The U.S. Supreme Court this week refused to block a new law in Texas that prohibits most abortions after six weeks of pregnancy. We asked Paul Bender of ASU’s Sandra Day O’Connor College of Law about why the court chose not to intervene in this controversial case.
Bender spoke about one potential flaw in the new law that went into effect Wednesday. He mentioned the fact that, unlike most abortion statutes, it doesn’t make it a crime to violate the statute.
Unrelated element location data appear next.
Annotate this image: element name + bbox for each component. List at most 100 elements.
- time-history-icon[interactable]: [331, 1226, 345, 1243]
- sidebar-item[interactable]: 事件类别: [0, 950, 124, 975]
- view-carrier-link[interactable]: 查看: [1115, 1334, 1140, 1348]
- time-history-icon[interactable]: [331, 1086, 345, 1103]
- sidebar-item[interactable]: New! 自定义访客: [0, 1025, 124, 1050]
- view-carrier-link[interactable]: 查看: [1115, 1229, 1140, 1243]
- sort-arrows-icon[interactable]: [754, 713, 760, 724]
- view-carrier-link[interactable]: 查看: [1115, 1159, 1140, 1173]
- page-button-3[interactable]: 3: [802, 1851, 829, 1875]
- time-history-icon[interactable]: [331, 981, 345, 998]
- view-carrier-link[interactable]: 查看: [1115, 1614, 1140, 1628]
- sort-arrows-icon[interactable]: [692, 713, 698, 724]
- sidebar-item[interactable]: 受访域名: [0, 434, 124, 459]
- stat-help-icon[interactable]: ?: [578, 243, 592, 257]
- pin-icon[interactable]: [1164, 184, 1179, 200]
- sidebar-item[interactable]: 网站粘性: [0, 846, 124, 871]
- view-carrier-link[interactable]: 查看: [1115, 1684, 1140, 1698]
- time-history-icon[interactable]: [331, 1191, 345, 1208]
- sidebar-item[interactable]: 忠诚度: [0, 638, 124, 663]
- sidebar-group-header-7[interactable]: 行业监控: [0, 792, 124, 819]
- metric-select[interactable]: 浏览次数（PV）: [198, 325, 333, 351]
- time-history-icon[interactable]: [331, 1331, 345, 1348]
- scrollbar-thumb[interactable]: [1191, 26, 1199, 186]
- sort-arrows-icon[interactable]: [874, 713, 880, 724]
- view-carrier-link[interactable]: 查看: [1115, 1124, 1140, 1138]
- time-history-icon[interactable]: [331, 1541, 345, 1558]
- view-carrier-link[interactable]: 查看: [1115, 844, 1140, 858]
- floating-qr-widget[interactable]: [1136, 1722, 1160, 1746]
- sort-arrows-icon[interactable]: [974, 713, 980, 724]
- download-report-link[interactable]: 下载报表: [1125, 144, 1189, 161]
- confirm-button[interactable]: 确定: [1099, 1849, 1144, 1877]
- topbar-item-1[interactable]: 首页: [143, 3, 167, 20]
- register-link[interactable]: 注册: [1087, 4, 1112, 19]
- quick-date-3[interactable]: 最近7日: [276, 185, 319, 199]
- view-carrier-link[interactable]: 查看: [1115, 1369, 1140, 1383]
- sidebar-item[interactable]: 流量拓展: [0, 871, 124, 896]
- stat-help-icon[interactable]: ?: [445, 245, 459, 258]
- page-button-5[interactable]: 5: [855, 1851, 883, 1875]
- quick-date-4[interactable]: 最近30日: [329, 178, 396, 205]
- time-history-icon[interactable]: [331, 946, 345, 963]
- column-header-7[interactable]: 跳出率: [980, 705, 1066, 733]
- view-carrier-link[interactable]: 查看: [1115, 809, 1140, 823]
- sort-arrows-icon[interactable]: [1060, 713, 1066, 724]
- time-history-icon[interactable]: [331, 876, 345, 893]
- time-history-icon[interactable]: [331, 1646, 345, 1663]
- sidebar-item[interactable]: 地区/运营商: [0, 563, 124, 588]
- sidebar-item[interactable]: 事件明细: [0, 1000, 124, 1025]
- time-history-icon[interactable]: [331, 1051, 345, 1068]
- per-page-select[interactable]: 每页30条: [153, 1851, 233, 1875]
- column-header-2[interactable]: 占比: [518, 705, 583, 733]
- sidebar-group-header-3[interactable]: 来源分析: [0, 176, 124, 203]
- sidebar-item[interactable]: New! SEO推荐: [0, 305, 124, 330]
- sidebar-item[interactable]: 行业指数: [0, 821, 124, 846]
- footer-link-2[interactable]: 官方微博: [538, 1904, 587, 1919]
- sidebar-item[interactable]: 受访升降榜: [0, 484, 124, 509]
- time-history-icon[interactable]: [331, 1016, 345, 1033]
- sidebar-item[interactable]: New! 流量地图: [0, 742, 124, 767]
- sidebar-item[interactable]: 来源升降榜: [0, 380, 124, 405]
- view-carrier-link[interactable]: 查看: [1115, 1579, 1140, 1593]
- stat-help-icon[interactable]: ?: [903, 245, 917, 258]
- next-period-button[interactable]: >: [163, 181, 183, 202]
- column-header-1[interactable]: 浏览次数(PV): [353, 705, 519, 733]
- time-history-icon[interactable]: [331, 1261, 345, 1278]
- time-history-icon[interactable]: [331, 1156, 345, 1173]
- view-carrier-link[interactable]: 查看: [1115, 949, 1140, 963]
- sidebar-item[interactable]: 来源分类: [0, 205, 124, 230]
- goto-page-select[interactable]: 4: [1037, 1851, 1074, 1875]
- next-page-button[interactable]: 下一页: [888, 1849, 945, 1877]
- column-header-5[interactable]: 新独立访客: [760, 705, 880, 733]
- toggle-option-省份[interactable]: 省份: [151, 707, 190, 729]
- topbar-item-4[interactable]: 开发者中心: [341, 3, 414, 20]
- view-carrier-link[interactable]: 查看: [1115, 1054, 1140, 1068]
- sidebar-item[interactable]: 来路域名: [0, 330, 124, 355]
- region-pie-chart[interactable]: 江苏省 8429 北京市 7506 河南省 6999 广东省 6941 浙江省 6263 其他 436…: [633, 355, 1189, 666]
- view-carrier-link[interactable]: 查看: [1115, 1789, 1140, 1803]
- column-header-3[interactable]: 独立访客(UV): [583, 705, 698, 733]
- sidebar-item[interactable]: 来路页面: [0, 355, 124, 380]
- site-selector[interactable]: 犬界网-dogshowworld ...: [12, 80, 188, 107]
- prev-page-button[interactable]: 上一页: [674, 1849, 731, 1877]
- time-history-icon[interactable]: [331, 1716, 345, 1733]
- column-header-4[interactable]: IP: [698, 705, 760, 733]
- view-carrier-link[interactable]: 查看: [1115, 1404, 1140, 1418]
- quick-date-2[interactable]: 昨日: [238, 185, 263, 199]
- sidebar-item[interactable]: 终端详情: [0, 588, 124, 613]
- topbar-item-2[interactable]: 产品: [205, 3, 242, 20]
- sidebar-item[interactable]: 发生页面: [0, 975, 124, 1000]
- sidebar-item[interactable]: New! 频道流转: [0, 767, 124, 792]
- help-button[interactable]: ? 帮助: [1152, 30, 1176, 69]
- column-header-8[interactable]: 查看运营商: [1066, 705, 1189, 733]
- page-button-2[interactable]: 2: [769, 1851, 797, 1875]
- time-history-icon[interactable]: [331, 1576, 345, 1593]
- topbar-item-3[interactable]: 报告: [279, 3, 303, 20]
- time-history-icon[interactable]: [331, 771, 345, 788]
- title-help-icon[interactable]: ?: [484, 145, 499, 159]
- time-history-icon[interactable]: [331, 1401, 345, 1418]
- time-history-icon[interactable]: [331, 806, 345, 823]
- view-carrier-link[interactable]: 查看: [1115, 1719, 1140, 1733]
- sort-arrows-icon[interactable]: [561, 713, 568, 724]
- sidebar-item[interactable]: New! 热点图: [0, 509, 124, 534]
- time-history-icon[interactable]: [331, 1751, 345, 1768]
It authorizes anyone to bring a civil action lawsuit against the person who performs the abortion.
Doctors don’t want to do that, Bender said, because they don’t want to be a victim of a lawsuit.
Late Wednesday night, the Supreme Court ruled in a 5-4 decision with Chief Justice John Roberts joining the liberals in dissent.
“They were confused because it’s not the normal kind of case and there’s no defendant,” Bender said. “That left the abortion clinics with a huge problem.”
Another way that medical professionals could work around the law is if they perform an abortion, they can defend the lawsuit against them.
“They can challenge the statute and the Supreme Court decision does not stand in the way of that at all,” Bender said. “Otherwise it might be possible for the state or the lower courts to work out a new procedure which gives them a new defendant.”
Under normal law, a defendant is needed, Bender says. There are no defendants in this instance.
“This is clearly unconstitutional, the Supreme Court would have to do a lot of changing or overrule it to make it okay,” Bender said. “This is a strong constitutional case on the merits against the statute, the problem is the clinics who want their relief have not brought their case against a real defendant.”